August a good time to restore faith in being an outdoor person

During a recent ride in the country, the writer looked into some tall weeds that edge a stand of woods and saw this guy, munching contently on some food.

The constant influx of disheartening news tumbling through my head never seems to stop. Chronic wasting disease is at the forefront when the talk is about deer, but the list of harmful invasive insects, animals and plants just seems to grow longer each day. Recently added to that list are the New Zealand mudsnail, found in the Little Lehigh Creek, and a longhorned tick found on a male whitetail in Centre County.

Jumping back to CWD, the editorial in the most recent issue of Pennsylvania Outdoor News discusses the possibility that prions from that deadly disease may be carried from one place to another via air travel by eagles and other avian family members that feed on the carcasses of infected cervids. If that proves to indeed to be true, that is merely adding worse news to already horrible news.

Add the daily proclamations released by the current leaders of our federal government to “back-off” to just about every attempt by prior administrations to battle for clean air, water and soil, plus protection for endangered species, low fish stocks and shrinking unharmed and unaltered public land – with an underlying purpose of what I can only determine to be, “We’re in charge, so we can do what we want” – and my headaches increase tenfold.

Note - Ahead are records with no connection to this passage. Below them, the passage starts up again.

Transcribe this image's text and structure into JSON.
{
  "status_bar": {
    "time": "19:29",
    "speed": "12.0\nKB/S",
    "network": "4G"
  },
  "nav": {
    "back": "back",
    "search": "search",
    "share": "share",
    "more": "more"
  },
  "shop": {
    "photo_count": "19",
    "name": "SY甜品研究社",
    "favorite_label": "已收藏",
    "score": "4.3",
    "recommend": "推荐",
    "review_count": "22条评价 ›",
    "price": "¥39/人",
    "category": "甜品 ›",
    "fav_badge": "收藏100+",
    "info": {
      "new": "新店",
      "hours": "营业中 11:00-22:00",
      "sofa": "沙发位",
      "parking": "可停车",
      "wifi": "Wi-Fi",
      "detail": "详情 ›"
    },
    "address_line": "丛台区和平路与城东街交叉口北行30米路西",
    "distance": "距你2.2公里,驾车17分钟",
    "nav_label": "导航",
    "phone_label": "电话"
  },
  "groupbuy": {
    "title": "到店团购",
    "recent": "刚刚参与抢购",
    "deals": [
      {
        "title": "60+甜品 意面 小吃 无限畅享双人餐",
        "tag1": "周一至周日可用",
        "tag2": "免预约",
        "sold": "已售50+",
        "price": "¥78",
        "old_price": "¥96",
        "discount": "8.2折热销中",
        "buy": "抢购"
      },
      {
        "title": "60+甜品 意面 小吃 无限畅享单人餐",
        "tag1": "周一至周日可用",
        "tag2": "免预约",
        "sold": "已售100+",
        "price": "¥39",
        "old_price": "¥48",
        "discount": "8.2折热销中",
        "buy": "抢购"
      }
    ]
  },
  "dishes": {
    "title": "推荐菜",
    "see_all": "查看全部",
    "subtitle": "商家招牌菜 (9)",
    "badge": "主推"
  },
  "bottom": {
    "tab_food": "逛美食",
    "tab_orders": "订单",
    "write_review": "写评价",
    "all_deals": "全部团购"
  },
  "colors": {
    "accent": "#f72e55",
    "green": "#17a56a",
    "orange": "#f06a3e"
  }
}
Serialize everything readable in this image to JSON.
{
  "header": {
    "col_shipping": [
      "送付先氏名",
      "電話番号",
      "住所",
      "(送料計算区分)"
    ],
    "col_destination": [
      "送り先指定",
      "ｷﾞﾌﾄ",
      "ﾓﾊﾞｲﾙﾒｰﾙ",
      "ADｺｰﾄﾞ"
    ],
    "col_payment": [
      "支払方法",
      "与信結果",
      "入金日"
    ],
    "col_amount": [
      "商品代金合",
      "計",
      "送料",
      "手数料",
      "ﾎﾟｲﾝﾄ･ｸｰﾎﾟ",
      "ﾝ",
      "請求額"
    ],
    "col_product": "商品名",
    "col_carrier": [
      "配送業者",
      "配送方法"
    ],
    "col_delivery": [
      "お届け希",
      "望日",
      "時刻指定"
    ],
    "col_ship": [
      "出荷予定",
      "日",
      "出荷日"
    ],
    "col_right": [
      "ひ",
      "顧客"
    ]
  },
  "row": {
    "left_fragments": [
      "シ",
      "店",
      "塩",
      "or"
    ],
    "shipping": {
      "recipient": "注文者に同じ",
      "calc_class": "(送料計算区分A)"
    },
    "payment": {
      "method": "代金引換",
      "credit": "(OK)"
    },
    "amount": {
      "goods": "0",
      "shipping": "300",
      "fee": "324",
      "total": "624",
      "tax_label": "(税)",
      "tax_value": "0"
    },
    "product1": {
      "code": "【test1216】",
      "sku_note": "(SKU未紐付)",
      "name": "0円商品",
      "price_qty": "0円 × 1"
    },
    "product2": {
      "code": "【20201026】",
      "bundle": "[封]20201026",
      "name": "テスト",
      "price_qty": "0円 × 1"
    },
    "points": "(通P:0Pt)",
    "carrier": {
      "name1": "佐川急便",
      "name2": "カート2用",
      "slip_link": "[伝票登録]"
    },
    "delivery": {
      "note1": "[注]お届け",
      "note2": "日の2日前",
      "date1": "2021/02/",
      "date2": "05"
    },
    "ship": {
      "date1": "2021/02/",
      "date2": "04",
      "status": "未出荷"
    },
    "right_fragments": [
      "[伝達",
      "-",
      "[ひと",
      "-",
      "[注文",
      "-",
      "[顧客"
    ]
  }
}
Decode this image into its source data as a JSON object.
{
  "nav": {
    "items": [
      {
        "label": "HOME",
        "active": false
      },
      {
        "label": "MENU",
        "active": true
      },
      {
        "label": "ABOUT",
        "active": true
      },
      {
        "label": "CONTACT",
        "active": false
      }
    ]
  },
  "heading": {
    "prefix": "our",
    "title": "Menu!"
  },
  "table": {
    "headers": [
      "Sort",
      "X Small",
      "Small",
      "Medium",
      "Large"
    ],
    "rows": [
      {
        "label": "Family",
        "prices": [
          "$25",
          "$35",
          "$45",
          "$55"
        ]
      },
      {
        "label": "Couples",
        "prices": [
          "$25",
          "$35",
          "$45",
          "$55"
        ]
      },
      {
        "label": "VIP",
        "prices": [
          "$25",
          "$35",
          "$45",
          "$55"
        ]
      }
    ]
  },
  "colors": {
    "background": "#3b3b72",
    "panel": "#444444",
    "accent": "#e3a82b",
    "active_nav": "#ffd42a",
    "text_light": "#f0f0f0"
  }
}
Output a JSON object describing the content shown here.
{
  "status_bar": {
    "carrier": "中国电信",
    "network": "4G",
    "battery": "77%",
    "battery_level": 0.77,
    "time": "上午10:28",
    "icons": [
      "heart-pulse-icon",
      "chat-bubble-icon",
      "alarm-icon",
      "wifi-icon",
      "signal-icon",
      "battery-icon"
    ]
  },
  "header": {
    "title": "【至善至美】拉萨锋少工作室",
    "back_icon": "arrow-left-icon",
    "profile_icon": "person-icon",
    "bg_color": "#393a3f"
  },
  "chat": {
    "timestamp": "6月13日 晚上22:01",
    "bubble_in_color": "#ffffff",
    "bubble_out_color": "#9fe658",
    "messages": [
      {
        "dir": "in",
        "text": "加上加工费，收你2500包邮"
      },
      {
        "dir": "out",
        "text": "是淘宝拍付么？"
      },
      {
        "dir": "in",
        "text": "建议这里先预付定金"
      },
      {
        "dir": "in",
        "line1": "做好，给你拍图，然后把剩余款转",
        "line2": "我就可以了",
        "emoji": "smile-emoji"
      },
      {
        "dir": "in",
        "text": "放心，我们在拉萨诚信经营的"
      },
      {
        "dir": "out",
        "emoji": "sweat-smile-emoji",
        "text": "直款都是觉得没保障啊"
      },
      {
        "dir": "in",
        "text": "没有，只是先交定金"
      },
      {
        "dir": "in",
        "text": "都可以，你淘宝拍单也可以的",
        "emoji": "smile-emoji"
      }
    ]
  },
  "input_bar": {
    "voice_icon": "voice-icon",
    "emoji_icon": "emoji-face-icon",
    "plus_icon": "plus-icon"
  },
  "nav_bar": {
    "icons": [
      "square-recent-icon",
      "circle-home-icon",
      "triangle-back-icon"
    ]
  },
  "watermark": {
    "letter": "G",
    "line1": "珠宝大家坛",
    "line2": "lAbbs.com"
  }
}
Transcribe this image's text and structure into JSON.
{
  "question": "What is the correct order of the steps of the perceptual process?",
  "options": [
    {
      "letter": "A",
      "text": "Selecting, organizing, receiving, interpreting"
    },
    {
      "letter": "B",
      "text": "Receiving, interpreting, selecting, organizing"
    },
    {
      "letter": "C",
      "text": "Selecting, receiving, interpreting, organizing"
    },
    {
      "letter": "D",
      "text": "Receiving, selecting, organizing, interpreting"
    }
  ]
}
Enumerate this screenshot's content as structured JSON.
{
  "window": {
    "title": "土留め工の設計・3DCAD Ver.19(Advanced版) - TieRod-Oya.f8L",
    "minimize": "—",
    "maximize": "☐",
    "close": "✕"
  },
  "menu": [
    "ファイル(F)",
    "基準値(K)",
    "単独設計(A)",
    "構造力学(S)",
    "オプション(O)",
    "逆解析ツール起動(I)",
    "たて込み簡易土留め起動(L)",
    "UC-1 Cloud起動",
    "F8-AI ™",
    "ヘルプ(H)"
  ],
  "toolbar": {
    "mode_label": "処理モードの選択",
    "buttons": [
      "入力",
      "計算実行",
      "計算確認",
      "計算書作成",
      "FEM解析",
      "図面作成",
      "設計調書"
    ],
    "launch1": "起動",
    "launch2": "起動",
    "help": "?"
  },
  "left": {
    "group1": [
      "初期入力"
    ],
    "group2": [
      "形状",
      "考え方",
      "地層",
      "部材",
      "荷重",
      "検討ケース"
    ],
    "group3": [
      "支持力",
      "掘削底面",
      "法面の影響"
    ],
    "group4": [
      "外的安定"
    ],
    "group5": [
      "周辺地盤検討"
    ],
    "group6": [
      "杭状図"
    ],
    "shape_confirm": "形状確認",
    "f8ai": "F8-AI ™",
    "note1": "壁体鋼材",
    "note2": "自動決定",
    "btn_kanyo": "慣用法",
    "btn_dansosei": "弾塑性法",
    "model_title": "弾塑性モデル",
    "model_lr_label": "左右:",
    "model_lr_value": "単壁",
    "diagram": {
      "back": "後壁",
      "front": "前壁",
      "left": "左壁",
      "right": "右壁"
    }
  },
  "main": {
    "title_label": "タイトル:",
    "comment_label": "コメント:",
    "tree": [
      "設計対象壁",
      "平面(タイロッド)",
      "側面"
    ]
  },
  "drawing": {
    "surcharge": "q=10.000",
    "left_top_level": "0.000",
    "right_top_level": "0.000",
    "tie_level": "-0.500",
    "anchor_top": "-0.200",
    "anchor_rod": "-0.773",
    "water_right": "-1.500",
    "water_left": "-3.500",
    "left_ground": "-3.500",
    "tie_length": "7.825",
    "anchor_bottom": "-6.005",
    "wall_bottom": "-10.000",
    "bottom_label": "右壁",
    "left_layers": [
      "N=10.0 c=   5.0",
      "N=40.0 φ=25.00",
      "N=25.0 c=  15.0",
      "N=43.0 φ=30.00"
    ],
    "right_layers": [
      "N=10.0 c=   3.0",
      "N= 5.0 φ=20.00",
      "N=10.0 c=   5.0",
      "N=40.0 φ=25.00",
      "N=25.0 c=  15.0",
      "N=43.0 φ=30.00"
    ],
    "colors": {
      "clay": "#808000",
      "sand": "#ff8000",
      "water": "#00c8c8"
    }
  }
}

Finally, throw in a spot of agonizing pain on my own body that started about two months ago and progressed to the point where I needed an assortment of tests to ultimately determine I had to undergo some serious surgery last week — from which I’ll eventually recover — and one is able to understand the overall dreadful feelings I’ve been dealing with recently.

So what do I do to help my crappy state? Last evening, with threatening skies rolling above, heavy rains from a week-long hurl of spotty showers already overflowing local streams, and the overall blush of sorrowful gray, I hopped in my truck and headed toward nearby fields and woods to look for anything wild.

I do not have to travel far from my home to where I come to a bend on a country road. As I moved through the bend, I looked into some tall weeds that edge a stand of woods, and saw the guy in the photo above, munching contently on some food as he stared at me passing.

At that moment it hit me that my discontent and gloom are but a wasted mindset. Seeing a young buck with growing antlers feeding without despair and worry of the everyday world reminded me of why I come to the world of wild things in wild places.

That deer, alone and beautiful, offered a tonic that quickly pushed the right chemicals into my brain that reduce stress. It eased my mind, my body relaxed significantly, and I moved on to see many, many more deer, a hen turkey, Canada geese that are again flying, young rabbits and squirrels sitting by the road and scurrying to cover when I passed, some black vultures circling against the dark gray clouds and a big, fat groundhog standing in a freshly mowed alfalfa field.

In a mere 30-minute drive through Pennsylvania countryside, I was allowed the chance to see wild things living the unique way they live, to feel their freedom, and understand how they never task themselves with the thoughts we humans do.

This half-hour trip made me understand once again why I come to woods and water, and how I love it so.

An August evening traveling through open fields and woods may ease the uneasiness of anyone. I advise it for all.